A: 1. Salivary Diagnostics - We now have quick (10-15 minutes) and very easy ways (only a few simple steps) to test patients chairside for strep mutans as well as the pH and buffering capacity of their saliva when we are doing our caries risk assessment. The resting pH can often be an eye-opener, and within 10 seconds it may unlock the mystery as to why the patient may be getting new carious lesions because of an internal medical condition that is causing their saliva to be more acidic and their teeth to demineralize.

  2. Caries Detection Devices - In addition to visual and radiographic assessment of incipient lesions, caries detection devices now help us to discern quantitatively the loss of tooth structure without tactile exploration. In addition, they also can demonstrate when the crystalline structure has remineralized and the lesion has begun to heal.

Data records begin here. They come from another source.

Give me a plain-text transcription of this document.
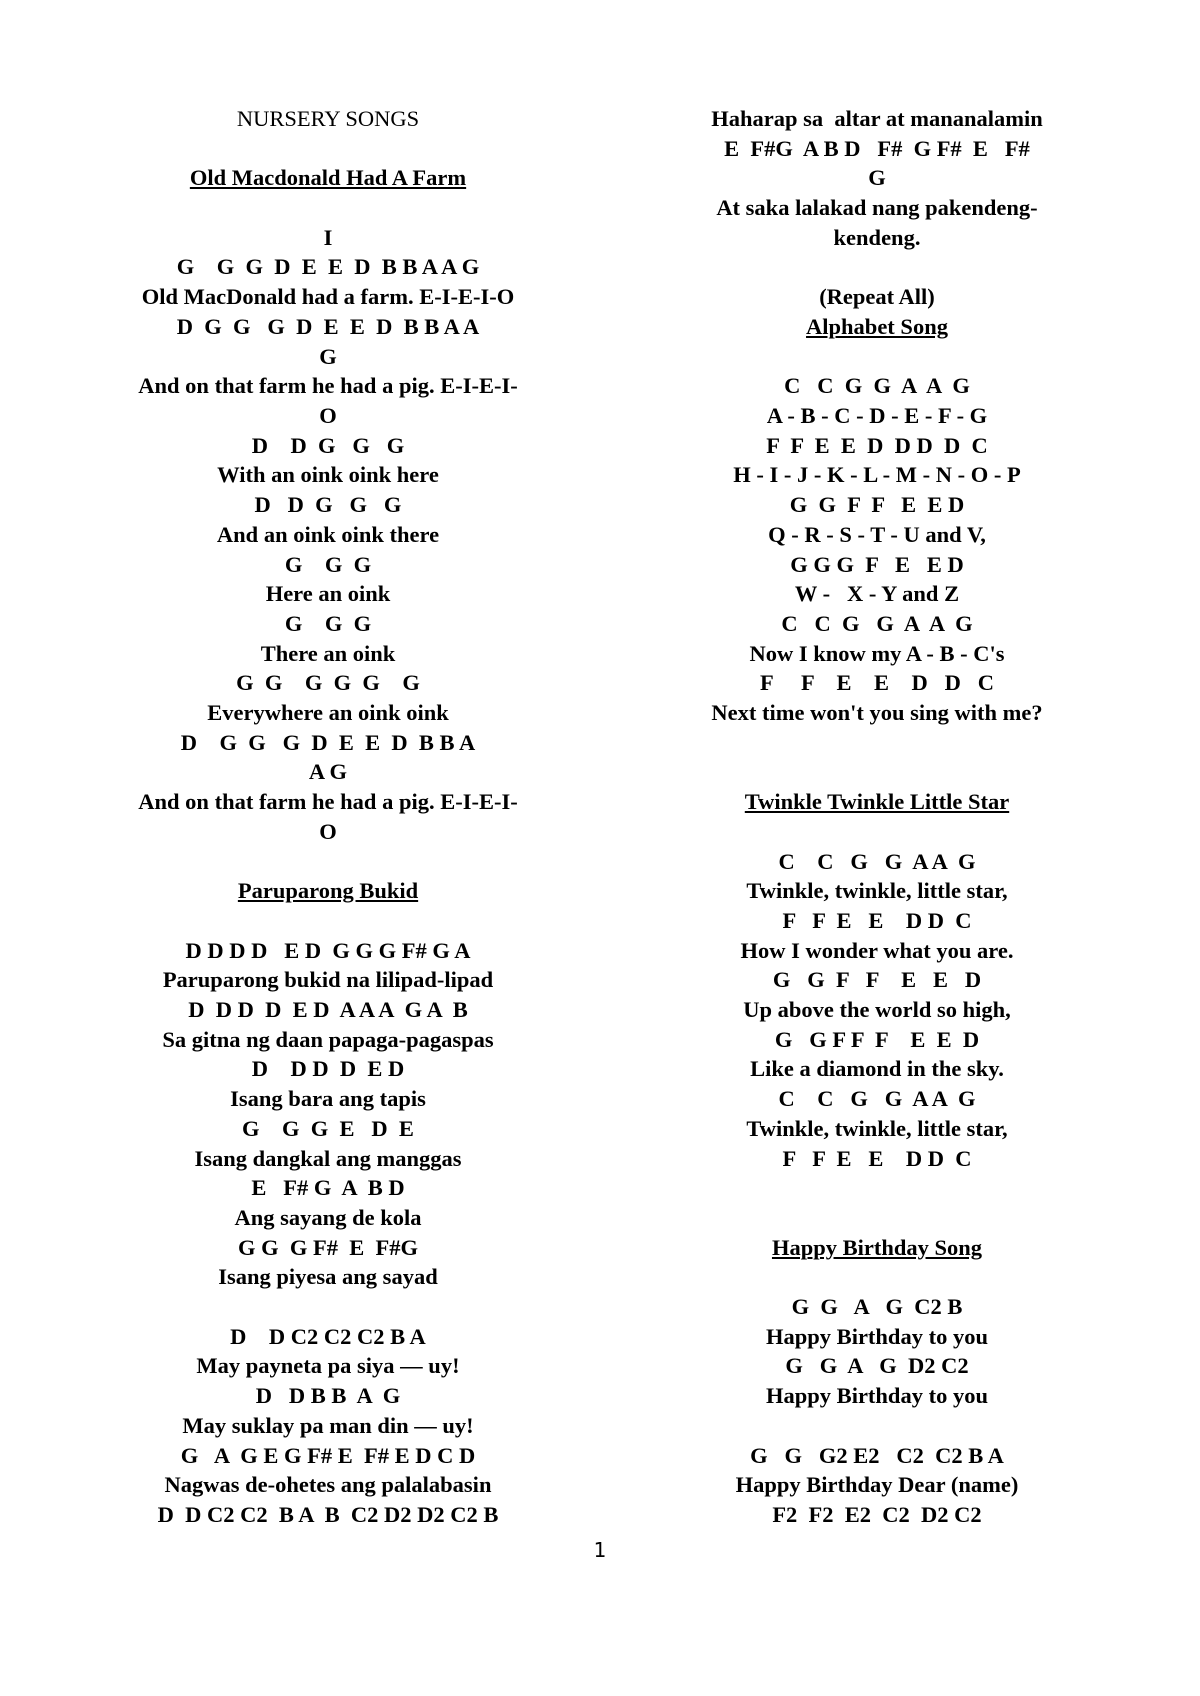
NURSERY SONGS
Old Macdonald Had A Farm
I
G    G  G  D  E  E  D  B B A A G
Old MacDonald had a farm. E-I-E-I-O
D  G  G   G  D  E  E  D  B B A A
G
And on that farm he had a pig. E-I-E-I-
O
D    D  G   G   G
With an oink oink here
D   D  G   G   G
And an oink oink there
G    G  G
Here an oink
G    G  G
There an oink
G  G    G  G  G    G
Everywhere an oink oink
D    G  G   G  D  E  E  D  B B A
A G
And on that farm he had a pig. E-I-E-I-
O
Paruparong Bukid
D D D D   E D  G G G F# G A
Paruparong bukid na lilipad-lipad
D  D D  D  E D  A A A  G A  B
Sa gitna ng daan papaga-pagaspas
D    D D  D  E D
Isang bara ang tapis
G    G  G  E   D  E
Isang dangkal ang manggas
E   F# G  A  B D
Ang sayang de kola
G G  G F#  E  F#G
Isang piyesa ang sayad
D    D C2 C2 C2 B A
May payneta pa siya — uy!
D   D B B  A  G
May suklay pa man din — uy!
G   A  G E G F# E  F# E D C D
Nagwas de-ohetes ang palalabasin
D  D C2 C2  B A  B  C2 D2 D2 C2 B
Haharap sa  altar at mananalamin
E  F#G  A B D   F#  G F#  E   F#
G
At saka lalakad nang pakendeng-
kendeng.
(Repeat All)
Alphabet Song
C   C  G  G  A  A  G
A - B - C - D - E - F - G
F  F  E  E  D  D D  D  C
H - I - J - K - L - M - N - O - P
G  G  F  F   E  E D
Q - R - S - T - U and V,
G G G  F   E   E D
W -   X - Y and Z
C   C  G   G  A  A  G
Now I know my A - B - C's
F     F    E    E    D   D   C
Next time won't you sing with me?
Twinkle Twinkle Little Star
C    C   G   G  A A  G
Twinkle, twinkle, little star,
F   F  E   E    D D  C
How I wonder what you are.
G   G  F   F    E   E   D
Up above the world so high,
G   G F F  F    E  E  D
Like a diamond in the sky.
C    C   G   G  A A  G
Twinkle, twinkle, little star,
F   F  E   E    D D  C
Happy Birthday Song
G  G   A   G  C2 B
Happy Birthday to you
G   G  A   G  D2 C2
Happy Birthday to you
G   G   G2 E2   C2  C2 B A
Happy Birthday Dear (name)
F2  F2  E2  C2  D2 C2
1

3. Remineralization Therapeutics - We have all-natural calcium and phosphate supplements that we can now recommend to patients for homecare use to diminish demineralization. These products work with fluoride (MI Varnish) and enhance its uptake. CPP-ACP technology (MI Paste) in particular has substantivity, and will remain bioactive in the mouth for 3+ hours, buffering and neutralizing plaque acidity, and providing long-lasting relief for sensitivity and dry mouth. It can also be used esthetically to treat fluorosis or developmental lesions.

Q: What is your message to fellow hygienists about their role in early caries detection, remineralization, and other minimally invasive and preventive strategies for caries management? What activities/initiatives have you been involved with to spread this message?

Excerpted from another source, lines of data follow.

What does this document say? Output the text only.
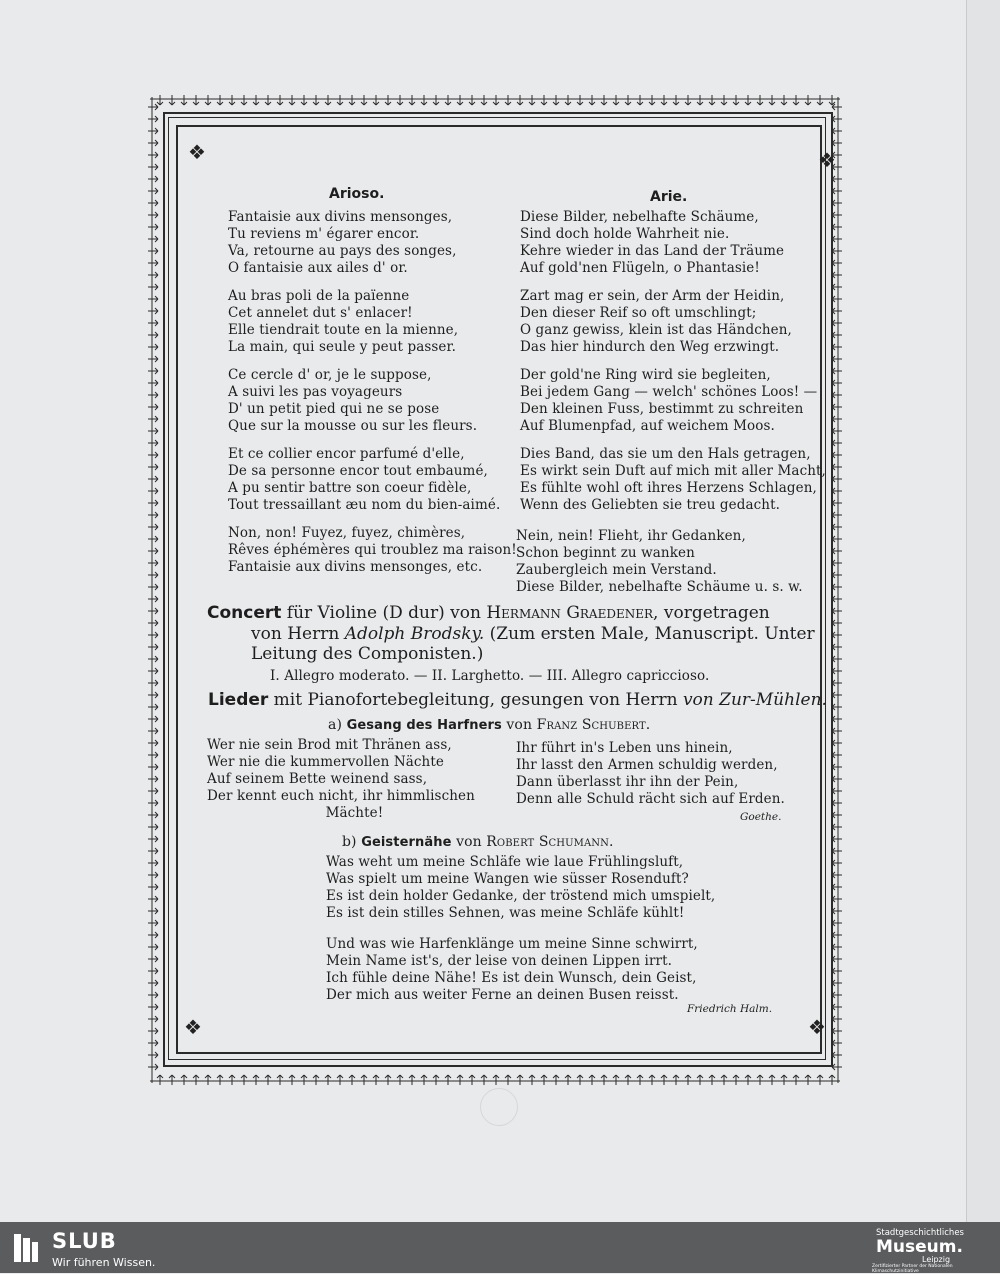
❖	❖
❖	❖
Arioso.	Arie.
Fantaisie aux divins mensonges,
Tu reviens m' égarer encor.
Va, retourne au pays des songes,
O fantaisie aux ailes d' or.
Au bras poli de la païenne
Cet annelet dut s' enlacer!
Elle tiendrait toute en la mienne,
La main, qui seule y peut passer.
Ce cercle d' or, je le suppose,
A suivi les pas voyageurs
D' un petit pied qui ne se pose
Que sur la mousse ou sur les fleurs.
Et ce collier encor parfumé d'elle,
De sa personne encor tout embaumé,
A pu sentir battre son coeur fidèle,
Tout tressaillant æu nom du bien-aimé.
Non, non! Fuyez, fuyez, chimères,
Rêves éphémères qui troublez ma raison!
Fantaisie aux divins mensonges, etc.
Diese Bilder, nebelhafte Schäume,
Sind doch holde Wahrheit nie.
Kehre wieder in das Land der Träume
Auf gold'nen Flügeln, o Phantasie!
Zart mag er sein, der Arm der Heidin,
Den dieser Reif so oft umschlingt;
O ganz gewiss, klein ist das Händchen,
Das hier hindurch den Weg erzwingt.
Der gold'ne Ring wird sie begleiten,
Bei jedem Gang — welch' schönes Loos! —
Den kleinen Fuss, bestimmt zu schreiten
Auf Blumenpfad, auf weichem Moos.
Dies Band, das sie um den Hals getragen,
Es wirkt sein Duft auf mich mit aller Macht,
Es fühlte wohl oft ihres Herzens Schlagen,
Wenn des Geliebten sie treu gedacht.
Nein, nein! Flieht, ihr Gedanken,
Schon beginnt zu wanken
Zaubergleich mein Verstand.
Diese Bilder, nebelhafte Schäume u. s. w.
Concert für Violine (D dur) von Hermann Graedener, vorgetragen
von Herrn Adolph Brodsky. (Zum ersten Male, Manuscript. Unter
Leitung des Componisten.)
I. Allegro moderato. — II. Larghetto. — III. Allegro capriccioso.
Lieder mit Pianofortebegleitung, gesungen von Herrn von Zur-Mühlen.
a) Gesang des Harfners von Franz Schubert.
Wer nie sein Brod mit Thränen ass,
Wer nie die kummervollen Nächte
Auf seinem Bette weinend sass,
Der kennt euch nicht, ihr himmlischen
Mächte!
Ihr führt in's Leben uns hinein,
Ihr lasst den Armen schuldig werden,
Dann überlasst ihr ihn der Pein,
Denn alle Schuld rächt sich auf Erden.
Goethe.
b) Geisternähe von Robert Schumann.
Was weht um meine Schläfe wie laue Frühlingsluft,
Was spielt um meine Wangen wie süsser Rosenduft?
Es ist dein holder Gedanke, der tröstend mich umspielt,
Es ist dein stilles Sehnen, was meine Schläfe kühlt!
Und was wie Harfenklänge um meine Sinne schwirrt,
Mein Name ist's, der leise von deinen Lippen irrt.
Ich fühle deine Nähe! Es ist dein Wunsch, dein Geist,
Der mich aus weiter Ferne an deinen Busen reisst.
Friedrich Halm.
SLUB
Wir führen Wissen.
Stadtgeschichtliches
Museum.
Leipzig
Zertifizierter Partner der Nationalen Klimaschutzinitiative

A: I think Esther Wilkins said it best when she recommended that you be sharp with your eyes and not your instruments! Utilize caries detection devices  to help you identify and evaluate incipient lesions in their earliest stages. Early intervention and the healing and remineralization of lesions is powerful! When we see suspicious lesions, instead of watching and waiting, and letting our patients leave with the feeling that a cavity is inevitable, we have to empower them with the ability to heal and reverse these watch areas. It is important to remember that when we see our patients at their recare appointments, it is a snapshot in time. We want to do everything we can for them chairside, but the best dentistry is what is done everyday at home. As "Prevention Specialists," we have to continually educate our patients, reinforce preventive practices and also recommend the latest technologies and therapeutic agents that are specific to their individual needs. In so doing, we can now confidently say to our patients that we have the technology, and that we will watch this area and wait for healing to take place!

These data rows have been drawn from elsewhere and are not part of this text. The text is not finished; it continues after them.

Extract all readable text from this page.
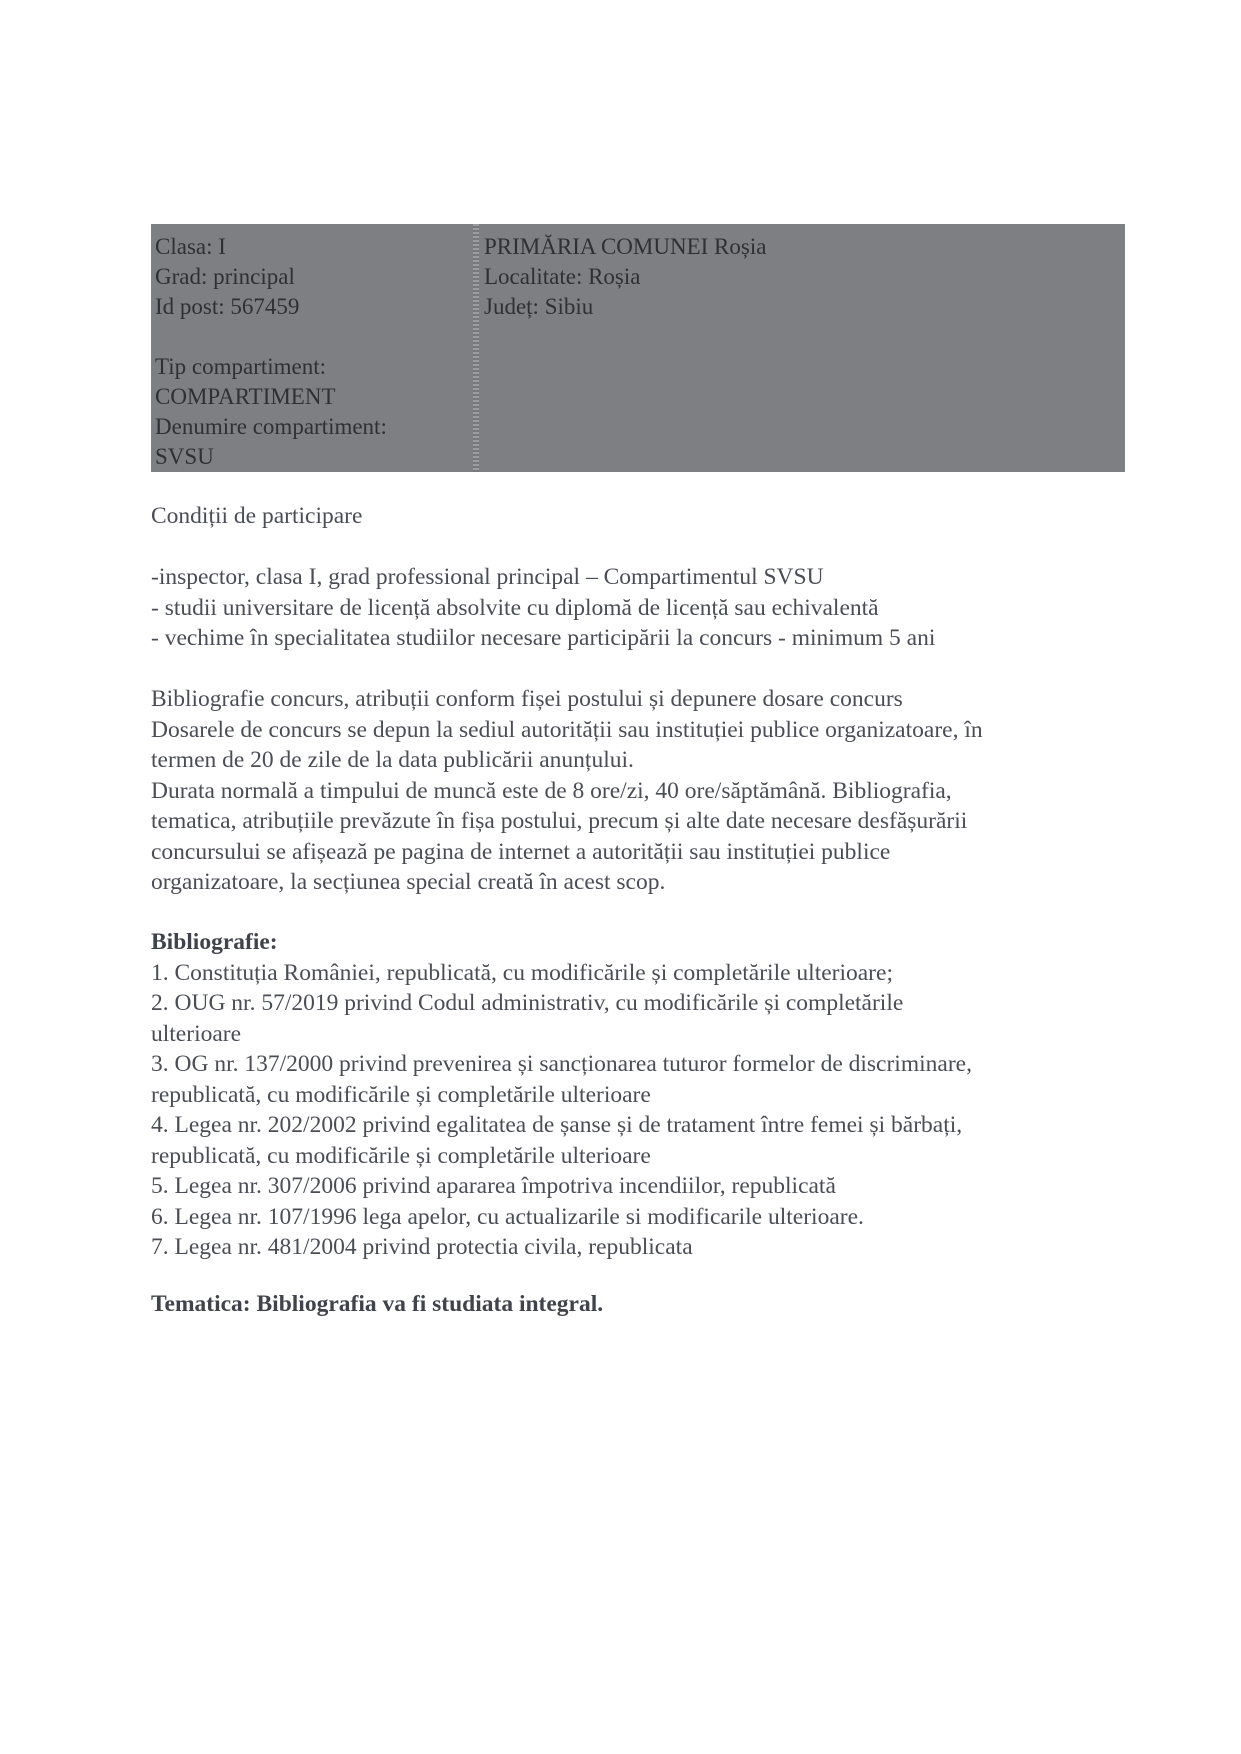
Clasa: I
Grad: principal
Id post: 567459
Tip compartiment:
COMPARTIMENT
Denumire compartiment:
SVSU
PRIMĂRIA COMUNEI Roșia
Localitate: Roșia
Județ: Sibiu
Condiții de participare
-inspector, clasa I, grad professional principal – Compartimentul SVSU
- studii universitare de licență absolvite cu diplomă de licență sau echivalentă
- vechime în specialitatea studiilor necesare participării la concurs - minimum 5 ani
Bibliografie concurs, atribuții conform fișei postului și depunere dosare concurs
Dosarele de concurs se depun la sediul autorității sau instituției publice organizatoare, în
termen de 20 de zile de la data publicării anunțului.
Durata normală a timpului de muncă este de 8 ore/zi, 40 ore/săptămână. Bibliografia,
tematica, atribuțiile prevăzute în fișa postului, precum și alte date necesare desfășurării
concursului se afișează pe pagina de internet a autorității sau instituției publice
organizatoare, la secțiunea special creată în acest scop.
Bibliografie:
1. Constituția României, republicată, cu modificările și completările ulterioare;
2. OUG nr. 57/2019 privind Codul administrativ, cu modificările și completările
ulterioare
3. OG nr. 137/2000 privind prevenirea și sancționarea tuturor formelor de discriminare,
republicată, cu modificările și completările ulterioare
4. Legea nr. 202/2002 privind egalitatea de șanse și de tratament între femei și bărbați,
republicată, cu modificările și completările ulterioare
5. Legea nr. 307/2006 privind apararea împotriva incendiilor, republicată
6. Legea nr. 107/1996 lega apelor, cu actualizarile si modificarile ulterioare.
7. Legea nr. 481/2004 privind protectia civila, republicata
Tematica: Bibliografia va fi studiata integral.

It is an exciting time to be a dental hygienist! We are seeing a shift back towards prevention with our economy and government. And, when we talk about MI dentistry and the medical connection, the focus is now on oral health and wellness. I have attended conferences and have spoken to Sjogren's Syndrome support groups as well as to the entire oral rehabilitation team at hospitals and medical centers educating them on the care of the oral cavity for their radiation and oncology patients. We simply cannot do enough to help these patients. I am proud that in my role as a dental hygienist, I can help them to eat well, feel well, and live well by enhancing their quality of life.